Food technology alumnus Peter Kuguru with his grandson Kendrick van Kesteren, Professors Emeriti Mary Earle and Dick Earle and Mr Kuguru’s wife Annie Wanjiru Kuguru.

Last updated: Wednesday 6 April 2022

Fifty years after enrolling in a Bachelor of Technology degree at Massey University, Kenyan businessman Peter Kuguru recently returned to Palmerston North with his family and caught up with his former teachers, Professors Emeriti Dick and Mary Earle.

Mr Kuguru studied food technology at Massey from 1969, graduating in 1972. He returned to Kenya and worked in the food industry, then on a Government contract to launch the Kenya Bureau of Standards before starting his own food manufacturing business in the late 1970s. The company made a variety of products including noodles, confectionery, baked goods, beer and soft drinks. He currently mills maize and also has a family real estate business.

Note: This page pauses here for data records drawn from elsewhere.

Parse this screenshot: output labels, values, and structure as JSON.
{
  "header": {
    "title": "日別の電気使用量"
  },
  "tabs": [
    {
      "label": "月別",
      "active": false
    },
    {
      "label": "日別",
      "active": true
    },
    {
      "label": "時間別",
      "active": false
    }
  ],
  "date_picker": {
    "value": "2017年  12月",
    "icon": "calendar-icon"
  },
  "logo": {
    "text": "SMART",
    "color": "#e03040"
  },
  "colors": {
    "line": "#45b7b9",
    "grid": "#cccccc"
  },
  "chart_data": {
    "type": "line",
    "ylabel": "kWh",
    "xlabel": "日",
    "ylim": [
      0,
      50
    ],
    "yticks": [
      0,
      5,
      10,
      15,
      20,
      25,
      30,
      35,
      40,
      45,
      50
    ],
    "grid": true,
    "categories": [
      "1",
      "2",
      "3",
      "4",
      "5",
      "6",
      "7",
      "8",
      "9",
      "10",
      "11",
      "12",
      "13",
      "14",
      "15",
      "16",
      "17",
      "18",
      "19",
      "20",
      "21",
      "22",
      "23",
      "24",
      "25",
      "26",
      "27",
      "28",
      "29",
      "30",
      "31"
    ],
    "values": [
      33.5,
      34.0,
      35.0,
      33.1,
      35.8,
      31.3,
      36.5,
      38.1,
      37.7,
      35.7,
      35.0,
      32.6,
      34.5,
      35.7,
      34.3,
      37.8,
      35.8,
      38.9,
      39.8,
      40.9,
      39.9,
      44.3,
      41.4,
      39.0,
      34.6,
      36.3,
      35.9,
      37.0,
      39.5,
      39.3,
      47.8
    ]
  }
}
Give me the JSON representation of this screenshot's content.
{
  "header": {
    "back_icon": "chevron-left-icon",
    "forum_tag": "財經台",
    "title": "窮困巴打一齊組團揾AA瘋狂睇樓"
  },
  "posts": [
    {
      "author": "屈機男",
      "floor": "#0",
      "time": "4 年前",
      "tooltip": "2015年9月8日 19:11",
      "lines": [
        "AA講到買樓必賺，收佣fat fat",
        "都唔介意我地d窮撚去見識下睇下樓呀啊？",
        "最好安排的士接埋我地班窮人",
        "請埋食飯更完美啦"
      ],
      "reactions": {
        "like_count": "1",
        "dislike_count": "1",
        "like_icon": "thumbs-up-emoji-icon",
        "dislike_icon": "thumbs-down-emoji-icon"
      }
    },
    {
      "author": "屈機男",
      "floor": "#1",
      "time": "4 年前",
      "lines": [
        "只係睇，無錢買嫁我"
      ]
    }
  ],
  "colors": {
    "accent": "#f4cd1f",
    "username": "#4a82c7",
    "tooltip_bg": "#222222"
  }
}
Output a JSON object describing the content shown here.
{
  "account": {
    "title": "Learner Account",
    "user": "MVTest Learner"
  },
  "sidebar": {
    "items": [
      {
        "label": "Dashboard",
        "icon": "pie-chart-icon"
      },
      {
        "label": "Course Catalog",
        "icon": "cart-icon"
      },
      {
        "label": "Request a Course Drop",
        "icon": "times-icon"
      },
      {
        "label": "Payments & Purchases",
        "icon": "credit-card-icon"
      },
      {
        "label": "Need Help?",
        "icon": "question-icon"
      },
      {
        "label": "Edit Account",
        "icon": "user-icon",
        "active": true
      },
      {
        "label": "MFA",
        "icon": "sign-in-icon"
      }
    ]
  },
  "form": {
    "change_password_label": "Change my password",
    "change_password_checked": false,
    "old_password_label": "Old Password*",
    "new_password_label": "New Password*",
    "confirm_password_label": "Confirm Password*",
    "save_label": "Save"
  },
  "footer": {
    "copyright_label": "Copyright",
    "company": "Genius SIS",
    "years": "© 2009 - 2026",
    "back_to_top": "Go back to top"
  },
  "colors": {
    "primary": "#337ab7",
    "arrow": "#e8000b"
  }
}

He recalls spending his first two years at Fergusson Hall before going flatting.

“Dr Mary Earle took me through the product development course, which has been valuable in my business life all my life after college,” Mr Kuguru says. “She took good care of her students. Dr Richard Earle taught me unit operations. My family and I were blessed to be hosted by Dr Mary and Dr Richard Earle in their home last December.”

Professor Dick Earle said Mr Kuguru had kept in touch with the couple over the decades and he had visited him in Nairobi some years ago. “We didn’t have many African students back then.” Professor Mary Earle said Mr Kuguru “was a character”. He had sent them emails saying he planned to visit but she was a little taken aback when he arrived at their home with 10 family members of different generations.

While in New Zealand he also caught up with a former university classmate, Dr Tom Robertson, who worked as a senior lecturer in food technology at Massey until retiring in 2016.